The Federal trade Commission, recently announced that it will now pursue cases involving the failure to maintain the confidentiality of sensitive information about an individual when a promise to the consumer (or patient) has been made by the provider of services (such as a healthcare entity) through the Notice of Privacy Practices (NPP) or other privacy policies posted on a website.
Two recent examples of the FTCs enforcement actions were recently made public. Both present different outcomes than the penalties set from the Department of Health and Human Services’ Office for Civil Rights in its settlements tied to HIPAA enforcement.

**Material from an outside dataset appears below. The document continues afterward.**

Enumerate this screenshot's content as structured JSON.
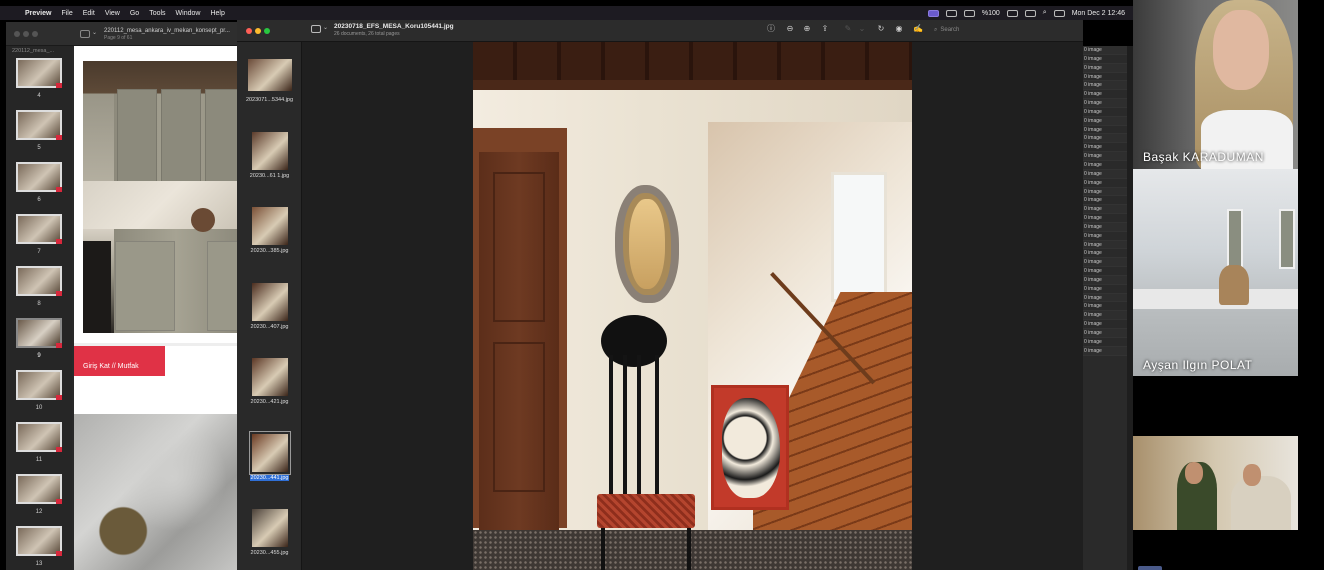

The First is Atlanta-based LabMD. As a result of this FTC enforcement action, LabMD announced that it is closing down operations, citing the impact the investigation has had on the company. LabMD suffered a breach of patient information in 2010 when a document was inadvertently leaked from its peer-to-peer network and found on a file sharing network. This prompted the FTC to open its investigation. After two years of investigation, the FTC filed a complaint that alleged LabMD had breached the information of nearly 10,000 consumers. The FTC proposed that the company implement a comprehensive security program and submit to biannual assessments by an independent third party for next 20 years.
The second recent enforcement action involved California-based GMR Transcription, which provides transcription services to healthcare organizations. The complaint alleged that due to inadequate security around how files created by the transcriptionists were handled by GMR’s service provider, they were indexed by a major Internet search engine and made available to anyone using that search engine. The GMR breach involved sensitive information, including driver’s license numbers, tax information, medical histories, notes from children’s medical examinations, medications and psychiatric notes.
In both cases, the FTC found that the companies involved failed to provide reasonable and appropriate security for personal information on their computer networks and that this failure could lead to consumer identity theft and unauthorized disclosure of private medical information. The commission further asserted that this represented an unfair act or practice under the FTC Act. And the commission stressed that HIPAA or other statutes do not constitute a shield to protect entities from the FTC Act.
In short, what this means is that the FTC intends, to fully exercise its responsibilities when it deems it appropriate and/or necessary to protect consumers. And it means that healthcare entities have one more regulatory agency overseeing their activities. Enforcement just got tougher, and, as a result, security incidents could be far more costly.